Musings with Sesh (our CTO)
Recently Sesh Seshadri (our CTO) and I got into an involved discussion about Kosmix technology. Thought I would report some snippets of that here:
One of the grand challenges we have addressed and continue to improve on is the ability to categorize the web into millions if not hundreds of millions of categories. We are unique in that we have figured out a way to do this in a scalable manner compared to the various human-intensive efforts
We have built a fully functional search engine all the way from a full crawl to the distributed query processing frontend in 18 months with 10 engineers. We have built this as a platform to support different kinds of web 2.0 applications.
Another of the challenges we would like to tackle is to produce an SQL like interface to the web as well as other data sources. We want users to be able to ask questions, test theories and inspect data using a very simple language (SQL).
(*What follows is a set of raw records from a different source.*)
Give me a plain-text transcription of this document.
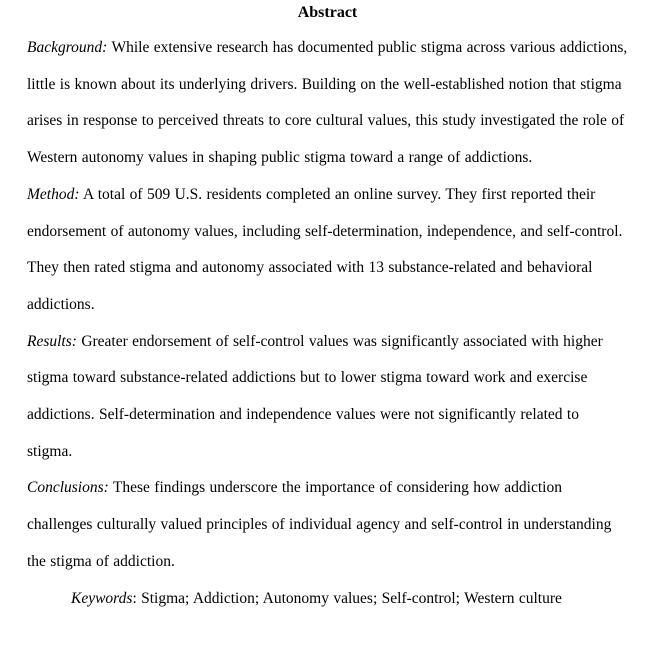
Abstract

Background: While extensive research has documented public stigma across various addictions, little is known about its underlying drivers. Building on the well-established notion that stigma arises in response to perceived threats to core cultural values, this study investigated the role of Western autonomy values in shaping public stigma toward a range of addictions.

Method: A total of 509 U.S. residents completed an online survey. They first reported their endorsement of autonomy values, including self-determination, independence, and self-control. They then rated stigma and autonomy associated with 13 substance-related and behavioral addictions.

Results: Greater endorsement of self-control values was significantly associated with higher stigma toward substance-related addictions but to lower stigma toward work and exercise addictions. Self-determination and independence values were not significantly related to stigma.

Conclusions: These findings underscore the importance of considering how addiction challenges culturally valued principles of individual agency and self-control in understanding the stigma of addiction.

Keywords: Stigma; Addiction; Autonomy values; Self-control; Western culture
This would make the web an experimental platform for innovation.
In a company like Kosmix, we have challenges in every area of computer science…File Systems, Operating Systems, Distributed Computing, Distributed and Very Large Databases, Machine Learning and Artificial Intelligence to name a few.
Though I have been at Kosmix a while now, chatting about our technology with Sesh gave me a different way of looking at what we are doing.
Tags: Categorization, Grand Challenges, Kosmix, Search Engine

Subscribe to our RSS Feed


February 14th, 2007 at 2:06 am
Sounds amazing. A NLP approach to it would make it an awesome product.
February 20th, 2007 at 3:28 pm
The idea of SQL style of queries on the web is interesting(not surprising given Sesh’s background in Databases). Just curious if it is along the lines of WebSQL(more search oriented – structural queries on document-anchor model of web graphs) or traditional SQL (manual/automated schema generation + information extraction + queries on these schemas, for each vertical).